Les chartes permettent de favoriser l’engagement et d’homogénéiser les valeurs. Travailler sur l’équité entre les acteurs est aussi primordial. Les opérations logistiques ont des coûts économiques et représentent des risques qui impliquent des responsabilités importantes. Dans notre valise pédagogique, nous donnons des conseils pour mettre en place des systèmes de compensation. Le but c’est que certains n’aient pas l’impression que leur engagement leur coûte plus que ce qu’il leur rapporte. Et aussi de réguler dans le cas de ceux à qui l’engagement coûte peu, mais rapporte beaucoup.

De la même façon, lorsque les acteurs publics sont engagés, c’est important de réguler leur position. On l’a vu dans le cas des Paysans du Grand Hainaut.

Il ne faut pas attendre que les conflits émergent pour traiter les questions de régulation de la concurrence, de la répartition des coûts le long de la chaîne. Il vaut mieux les traiter dès le départ, tout en ayant une capacité de réadaptation. Les règles peuvent changer au fur et à mesure que le collectif prend de l’ampleur, que l’on s’ouvre à de nouveaux débouchés, de nouveaux producteurs, de nouveaux acteurs.

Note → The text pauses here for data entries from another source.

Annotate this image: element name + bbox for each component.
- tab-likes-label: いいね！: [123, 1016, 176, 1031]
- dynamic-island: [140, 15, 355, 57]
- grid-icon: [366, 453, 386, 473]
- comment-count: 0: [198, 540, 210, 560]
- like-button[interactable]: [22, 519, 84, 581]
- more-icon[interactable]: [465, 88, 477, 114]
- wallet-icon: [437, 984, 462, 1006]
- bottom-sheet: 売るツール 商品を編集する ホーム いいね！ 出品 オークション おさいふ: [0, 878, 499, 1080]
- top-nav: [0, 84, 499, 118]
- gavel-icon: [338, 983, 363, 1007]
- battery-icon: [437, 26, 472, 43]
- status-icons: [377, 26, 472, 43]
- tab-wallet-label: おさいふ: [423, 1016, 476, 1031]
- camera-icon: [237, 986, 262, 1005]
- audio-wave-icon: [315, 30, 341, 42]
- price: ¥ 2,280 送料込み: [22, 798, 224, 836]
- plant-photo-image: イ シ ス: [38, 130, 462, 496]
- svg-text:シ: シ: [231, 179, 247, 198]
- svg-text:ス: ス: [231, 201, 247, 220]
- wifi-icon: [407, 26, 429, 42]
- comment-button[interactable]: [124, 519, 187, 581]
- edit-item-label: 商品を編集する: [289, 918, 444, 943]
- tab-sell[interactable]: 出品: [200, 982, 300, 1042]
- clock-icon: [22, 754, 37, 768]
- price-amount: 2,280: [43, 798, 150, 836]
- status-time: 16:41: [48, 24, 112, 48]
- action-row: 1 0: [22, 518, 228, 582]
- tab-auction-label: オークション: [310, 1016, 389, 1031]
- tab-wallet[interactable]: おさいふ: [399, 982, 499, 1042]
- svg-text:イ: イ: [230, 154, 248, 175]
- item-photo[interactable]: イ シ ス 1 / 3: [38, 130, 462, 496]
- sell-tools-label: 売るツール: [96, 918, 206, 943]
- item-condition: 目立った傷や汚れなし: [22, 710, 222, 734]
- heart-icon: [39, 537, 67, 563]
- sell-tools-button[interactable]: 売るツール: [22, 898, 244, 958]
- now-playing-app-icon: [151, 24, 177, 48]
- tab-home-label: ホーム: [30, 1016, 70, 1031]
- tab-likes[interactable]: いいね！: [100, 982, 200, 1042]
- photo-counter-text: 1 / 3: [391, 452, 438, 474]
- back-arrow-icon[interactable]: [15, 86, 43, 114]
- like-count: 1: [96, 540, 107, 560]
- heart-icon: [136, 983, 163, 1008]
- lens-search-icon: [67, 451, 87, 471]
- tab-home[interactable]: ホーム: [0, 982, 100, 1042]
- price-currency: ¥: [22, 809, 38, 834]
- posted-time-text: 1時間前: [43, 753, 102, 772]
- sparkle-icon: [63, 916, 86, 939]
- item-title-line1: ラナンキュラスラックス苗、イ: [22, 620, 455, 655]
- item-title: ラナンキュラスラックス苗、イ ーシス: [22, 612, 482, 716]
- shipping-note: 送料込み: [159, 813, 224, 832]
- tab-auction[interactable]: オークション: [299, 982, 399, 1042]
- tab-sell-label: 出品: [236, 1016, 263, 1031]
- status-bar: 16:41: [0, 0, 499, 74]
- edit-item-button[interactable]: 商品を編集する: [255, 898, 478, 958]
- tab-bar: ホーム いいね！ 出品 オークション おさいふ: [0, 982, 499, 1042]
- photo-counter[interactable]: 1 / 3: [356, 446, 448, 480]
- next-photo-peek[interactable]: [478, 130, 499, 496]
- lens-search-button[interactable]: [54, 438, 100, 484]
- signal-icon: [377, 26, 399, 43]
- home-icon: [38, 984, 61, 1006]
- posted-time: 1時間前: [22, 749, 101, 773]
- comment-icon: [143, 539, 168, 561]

Enfin, il faut savoir que le fait de gérer des opérations logistiques, donc des tâches opérationnelles, cela facilite la mise en place de la gouvernance. Très rapidement on est obligés de dire qui fait quoi, ça coûte quoi à qui. Etre dans le concret, ça favorise l’engagement et la confiance entre les acteurs. Les relations entre les individus, c’est clairement l’une des clés de succès pour les plateformes.